Egypt’s prosecutor-general has ordered an investigation into lawsuits filed against prominent TV satirist Bassem Youssef for allegedly insulting President Mohamed Morsi in the last episode of his weekly political satire show El-Bernameg (The Programme).
During the last episode, aired on privately-owned channel CBC on Friday, Youssef mocked the president’s latest public interview.
The lawsuit was filed by 12 citizens, according to Ahram’s Arabic news website.
In January, a number of Islamist lawyers also filed a lawsuit against Youssef, accusing him of “undermining the standing of the president” during his show.

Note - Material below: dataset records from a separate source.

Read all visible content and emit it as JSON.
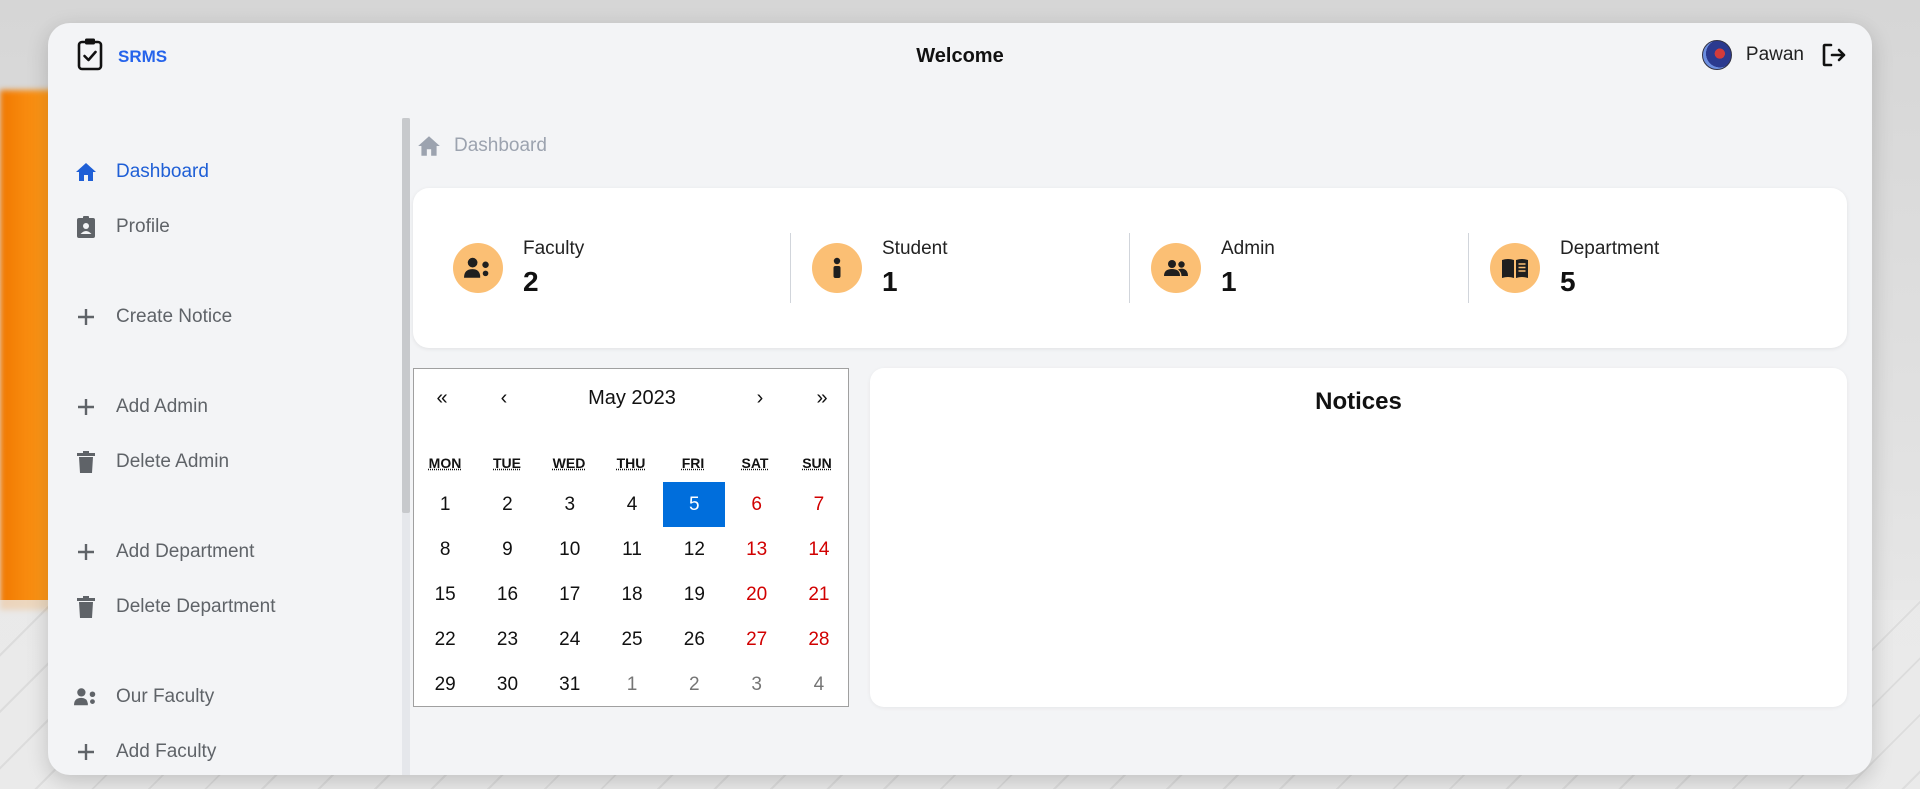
{
  "app": {
    "title": "SRMS"
  },
  "header": {
    "welcome": "Welcome",
    "user_name": "Pawan"
  },
  "sidebar": {
    "items": [
      {
        "label": "Dashboard",
        "icon": "home-icon"
      },
      {
        "label": "Profile",
        "icon": "id-badge-icon"
      },
      {
        "label": "Create Notice",
        "icon": "plus-icon"
      },
      {
        "label": "Add Admin",
        "icon": "plus-icon"
      },
      {
        "label": "Delete Admin",
        "icon": "trash-icon"
      },
      {
        "label": "Add Department",
        "icon": "plus-icon"
      },
      {
        "label": "Delete Department",
        "icon": "trash-icon"
      },
      {
        "label": "Our Faculty",
        "icon": "faculty-icon"
      },
      {
        "label": "Add Faculty",
        "icon": "plus-icon"
      }
    ]
  },
  "breadcrumb": {
    "label": "Dashboard"
  },
  "stats": [
    {
      "label": "Faculty",
      "value": "2",
      "icon": "faculty-icon"
    },
    {
      "label": "Student",
      "value": "1",
      "icon": "student-icon"
    },
    {
      "label": "Admin",
      "value": "1",
      "icon": "admin-icon"
    },
    {
      "label": "Department",
      "value": "5",
      "icon": "book-icon"
    }
  ],
  "calendar": {
    "month_label": "May 2023",
    "nav": {
      "prev2": "«",
      "prev": "‹",
      "next": "›",
      "next2": "»"
    },
    "weekdays": [
      "MON",
      "TUE",
      "WED",
      "THU",
      "FRI",
      "SAT",
      "SUN"
    ],
    "days": [
      {
        "d": "1"
      },
      {
        "d": "2"
      },
      {
        "d": "3"
      },
      {
        "d": "4"
      },
      {
        "d": "5",
        "today": true
      },
      {
        "d": "6",
        "weekend": true
      },
      {
        "d": "7",
        "weekend": true
      },
      {
        "d": "8"
      },
      {
        "d": "9"
      },
      {
        "d": "10"
      },
      {
        "d": "11"
      },
      {
        "d": "12"
      },
      {
        "d": "13",
        "weekend": true
      },
      {
        "d": "14",
        "weekend": true
      },
      {
        "d": "15"
      },
      {
        "d": "16"
      },
      {
        "d": "17"
      },
      {
        "d": "18"
      },
      {
        "d": "19"
      },
      {
        "d": "20",
        "weekend": true
      },
      {
        "d": "21",
        "weekend": true
      },
      {
        "d": "22"
      },
      {
        "d": "23"
      },
      {
        "d": "24"
      },
      {
        "d": "25"
      },
      {
        "d": "26"
      },
      {
        "d": "27",
        "weekend": true
      },
      {
        "d": "28",
        "weekend": true
      },
      {
        "d": "29"
      },
      {
        "d": "30"
      },
      {
        "d": "31"
      },
      {
        "d": "1",
        "neighbor": true
      },
      {
        "d": "2",
        "neighbor": true
      },
      {
        "d": "3",
        "neighbor": true
      },
      {
        "d": "4",
        "neighbor": true
      }
    ]
  },
  "notices": {
    "title": "Notices"
  },
  "colors": {
    "accent": "#2563eb",
    "stat_icon_bg": "#fbbf74",
    "today": "#006edc",
    "weekend": "#d10000"
  }
}
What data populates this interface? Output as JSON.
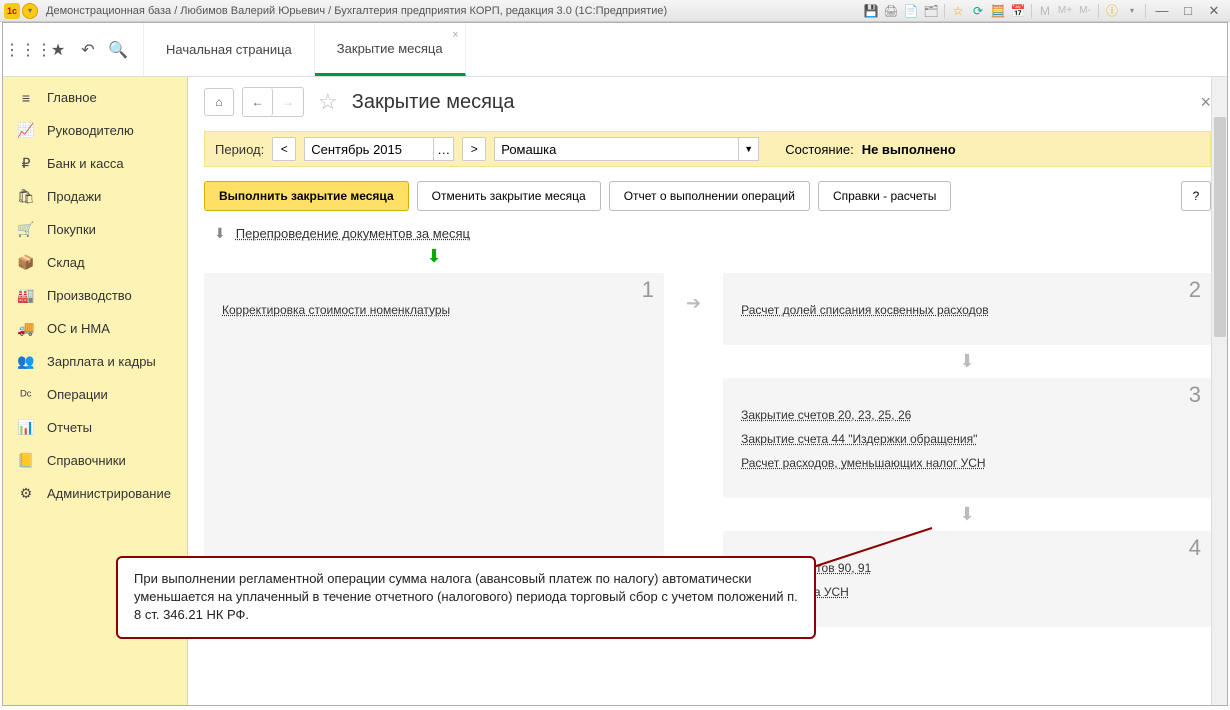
{
  "titlebar": {
    "title": "Демонстрационная база / Любимов Валерий Юрьевич / Бухгалтерия предприятия КОРП, редакция 3.0  (1С:Предприятие)"
  },
  "tabs": {
    "start": "Начальная страница",
    "active": "Закрытие месяца"
  },
  "sidebar": {
    "items": [
      {
        "icon": "≡",
        "label": "Главное"
      },
      {
        "icon": "📈",
        "label": "Руководителю"
      },
      {
        "icon": "₽",
        "label": "Банк и касса"
      },
      {
        "icon": "🛍",
        "label": "Продажи"
      },
      {
        "icon": "🛒",
        "label": "Покупки"
      },
      {
        "icon": "📦",
        "label": "Склад"
      },
      {
        "icon": "🏭",
        "label": "Производство"
      },
      {
        "icon": "🚚",
        "label": "ОС и НМА"
      },
      {
        "icon": "👥",
        "label": "Зарплата и кадры"
      },
      {
        "icon": "ᴰᶜ",
        "label": "Операции"
      },
      {
        "icon": "📊",
        "label": "Отчеты"
      },
      {
        "icon": "📒",
        "label": "Справочники"
      },
      {
        "icon": "⚙",
        "label": "Администрирование"
      }
    ]
  },
  "page": {
    "title": "Закрытие месяца"
  },
  "period": {
    "label": "Период:",
    "value": "Сентябрь 2015",
    "org": "Ромашка",
    "status_label": "Состояние:",
    "status_value": "Не выполнено"
  },
  "actions": {
    "execute": "Выполнить закрытие месяца",
    "cancel": "Отменить закрытие месяца",
    "report": "Отчет о выполнении операций",
    "refs": "Справки - расчеты",
    "help": "?"
  },
  "repost": {
    "label": "Перепроведение документов за месяц"
  },
  "steps": {
    "s1": {
      "num": "1",
      "links": [
        "Корректировка стоимости номенклатуры"
      ]
    },
    "s2": {
      "num": "2",
      "links": [
        "Расчет долей списания косвенных расходов"
      ]
    },
    "s3": {
      "num": "3",
      "links": [
        "Закрытие счетов 20, 23, 25, 26",
        "Закрытие счета 44 \"Издержки обращения\"",
        "Расчет расходов, уменьшающих налог УСН"
      ]
    },
    "s4": {
      "num": "4",
      "links": [
        "Закрытие счетов 90, 91",
        "Расчет налога УСН"
      ]
    }
  },
  "callout": {
    "text": "При выполнении регламентной операции сумма налога (авансовый платеж по налогу) автоматически уменьшается на уплаченный в течение отчетного (налогового) периода торговый сбор с учетом положений п. 8 ст. 346.21 НК РФ."
  }
}
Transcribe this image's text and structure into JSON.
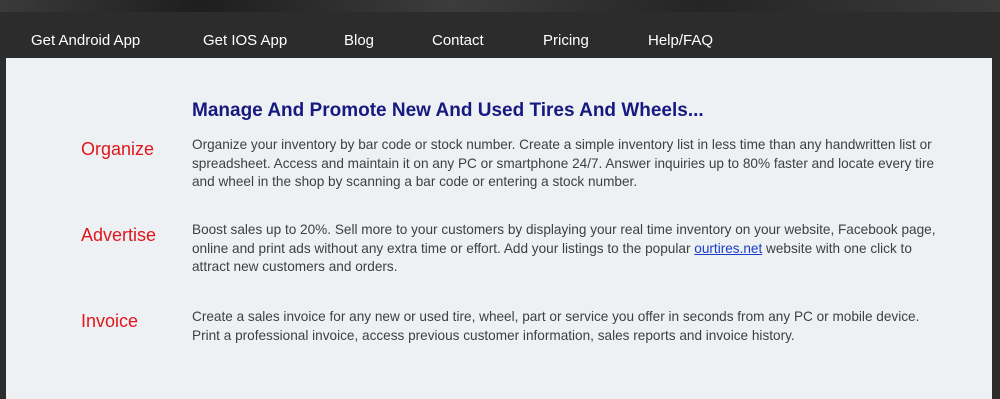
{
  "nav": {
    "items": [
      "Get Android App",
      "Get IOS App",
      "Blog",
      "Contact",
      "Pricing",
      "Help/FAQ"
    ]
  },
  "main": {
    "headline": "Manage And Promote New And Used Tires And Wheels...",
    "sections": [
      {
        "label": "Organize",
        "text": "Organize your inventory by bar code or stock number. Create a simple inventory list in less time than any handwritten list or spreadsheet. Access and maintain it on any PC or smartphone 24/7. Answer inquiries up to 80% faster and locate every tire and wheel in the shop by scanning a bar code or entering a stock number."
      },
      {
        "label": "Advertise",
        "text_before_link": "Boost sales up to 20%. Sell more to your customers by displaying your real time inventory on your website, Facebook page, online and print ads without any extra time or effort. Add your listings to the popular ",
        "link": "ourtires.net",
        "text_after_link": " website with one click to attract new customers and orders."
      },
      {
        "label": "Invoice",
        "text": "Create a sales invoice for any new or used tire, wheel, part or service you offer in seconds from any PC or mobile device. Print a professional invoice, access previous customer information, sales reports and invoice history."
      }
    ]
  },
  "colors": {
    "nav_bg": "#2b2c2b",
    "content_bg": "#eef1f4",
    "headline": "#151980",
    "section_label": "#e0161b",
    "body_text": "#3d3f42",
    "link": "#1a3dc8"
  }
}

However, charges were dropped before the case reached court.
Several similar lawsuits have been filed against media figures on charges of insulting the president, including against psychiatrist Manal Omar, journalist Abdel Haleem Qandil and TV host Mahmoud Saad, although none of the three were convicted.
However, rightwing television personality Tawfiq Okasha was sentenced to four months in prison in October on charges of insulting the president.
According to Gamal Eid, human rights lawyer and executive director of the Arab Network for Human Rights Information (ANHRI), the number of ‘insulting the president’ lawsuits filed in the first 100 days of Morsi being in office was four times greater than those filed during the entire 30-year rule of ousted president Hosni Mubarak.
Most of the complaints filed since Morsi became president were submitted by private citizens, not by the office of the president, according to an ANHRI report.